# Hi Yall Love your site!



## HarleyD (Feb 12, 2012)

Hey everybody I'm Carrie and I am Momma to...

Harley a 7 y.o. Red Roan Gelding Quarter
and
Merle a 9 y.o. Red John Mule

And I take care of.....

4 Belgians (Kate, Jill, Julie, and Tom)
1 Morgan/Arabian (Briscoe)
2 Arabains (BoAnn, Shadey)
1 Pinto (Bodacious)
3 Quarters (Dan, Denny, and Buck)
1 Molly Mule (Jane)
and last but not least
2 Donkeys (Jack, and J.J. aka Jack Junior)

I cant wait to meet ya'll and hear about all of your horses and to share pictures and stories of the crazy things that mine do.


----------



## HorseLovinLady (Jul 18, 2011)

Welcome to the forum!! Please post pics of your horses for us to see, we love pics!! :smile:


----------



## Skyseternalangel (Jul 23, 2011)

Welcome!! Yes we loooove pictures, so if you have any feel free to share!

What a crew you have!


----------



## Maple (Jan 10, 2012)

Welcome, and like the others have said - pics please! We all love admiring what we don't have


----------



## Country Woman (Dec 14, 2011)

Welcome Harley D 
you sure have lots of horses to look after 
also looking forward to seeing you around here


----------



## AndreaSctlnd (Jan 17, 2012)

Hi.
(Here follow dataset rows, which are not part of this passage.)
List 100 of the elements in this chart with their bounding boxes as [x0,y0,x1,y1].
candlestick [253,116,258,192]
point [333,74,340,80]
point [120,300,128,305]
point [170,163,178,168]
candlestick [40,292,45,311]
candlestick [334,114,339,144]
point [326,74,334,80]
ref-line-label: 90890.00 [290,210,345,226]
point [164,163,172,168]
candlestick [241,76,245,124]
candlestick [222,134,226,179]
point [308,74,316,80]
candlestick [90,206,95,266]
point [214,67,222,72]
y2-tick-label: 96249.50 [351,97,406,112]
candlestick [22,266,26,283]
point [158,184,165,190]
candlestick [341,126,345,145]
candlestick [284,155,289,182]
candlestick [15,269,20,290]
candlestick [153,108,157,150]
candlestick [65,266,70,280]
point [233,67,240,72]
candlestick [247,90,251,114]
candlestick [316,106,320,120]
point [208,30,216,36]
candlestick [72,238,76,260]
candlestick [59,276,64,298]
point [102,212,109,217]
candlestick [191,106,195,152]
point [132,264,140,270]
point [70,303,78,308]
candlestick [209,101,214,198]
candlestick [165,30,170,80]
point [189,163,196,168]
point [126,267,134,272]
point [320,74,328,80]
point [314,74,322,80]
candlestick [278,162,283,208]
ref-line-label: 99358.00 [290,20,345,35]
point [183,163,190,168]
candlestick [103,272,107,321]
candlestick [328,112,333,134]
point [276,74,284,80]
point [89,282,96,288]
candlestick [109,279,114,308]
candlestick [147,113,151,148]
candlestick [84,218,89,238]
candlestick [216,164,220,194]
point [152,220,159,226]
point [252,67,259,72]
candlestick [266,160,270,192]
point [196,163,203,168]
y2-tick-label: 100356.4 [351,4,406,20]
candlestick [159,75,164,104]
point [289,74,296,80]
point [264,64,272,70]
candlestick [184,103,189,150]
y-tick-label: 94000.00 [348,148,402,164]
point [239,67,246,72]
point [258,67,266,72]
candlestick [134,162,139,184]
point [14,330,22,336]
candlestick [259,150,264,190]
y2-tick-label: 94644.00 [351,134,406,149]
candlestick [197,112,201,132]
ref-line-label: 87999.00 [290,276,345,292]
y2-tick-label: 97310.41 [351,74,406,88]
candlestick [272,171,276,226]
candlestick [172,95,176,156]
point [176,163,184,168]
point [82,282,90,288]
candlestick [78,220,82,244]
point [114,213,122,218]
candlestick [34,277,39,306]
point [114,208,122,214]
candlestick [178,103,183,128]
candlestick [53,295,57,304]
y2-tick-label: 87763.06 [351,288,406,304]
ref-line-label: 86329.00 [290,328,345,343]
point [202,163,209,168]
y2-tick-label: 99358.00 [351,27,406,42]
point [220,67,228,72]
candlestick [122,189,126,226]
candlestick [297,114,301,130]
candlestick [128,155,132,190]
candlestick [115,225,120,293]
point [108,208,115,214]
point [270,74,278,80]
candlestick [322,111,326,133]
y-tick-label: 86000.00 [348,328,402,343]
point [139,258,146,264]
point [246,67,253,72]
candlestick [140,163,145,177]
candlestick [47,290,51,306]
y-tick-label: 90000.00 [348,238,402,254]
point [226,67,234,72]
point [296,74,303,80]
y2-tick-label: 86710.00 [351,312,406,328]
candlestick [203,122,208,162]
Sounds like you've your hands full.


----------



## Cacowgirl (Feb 19, 2011)

Welcome to the forum-you sure have a lot of critters to take care of! & yes, we do love to look at pictures.


----------



## HarleyD (Feb 12, 2012)

Thanks for the warm welcome yall. Yeah they are a handfull and definitely keep me busy but I wouldnt trade them for anything. 

Here are some pics of my babies for ya.


----------



## HarleyD (Feb 12, 2012)

Here are just a few more. Can ya tell I have really nosey horses and it makes for some pretty good nose shots. Sorry about Merles mohawk. I quit roaching his forelock and am trying to get it to grow out so its in that wild stage in this pic. LOL


----------



## Country Woman (Dec 14, 2011)

I love the black horse 
all the others are very nice as well


----------



## sierrams1123 (Jul 8, 2011)

welcome to the forum!


----------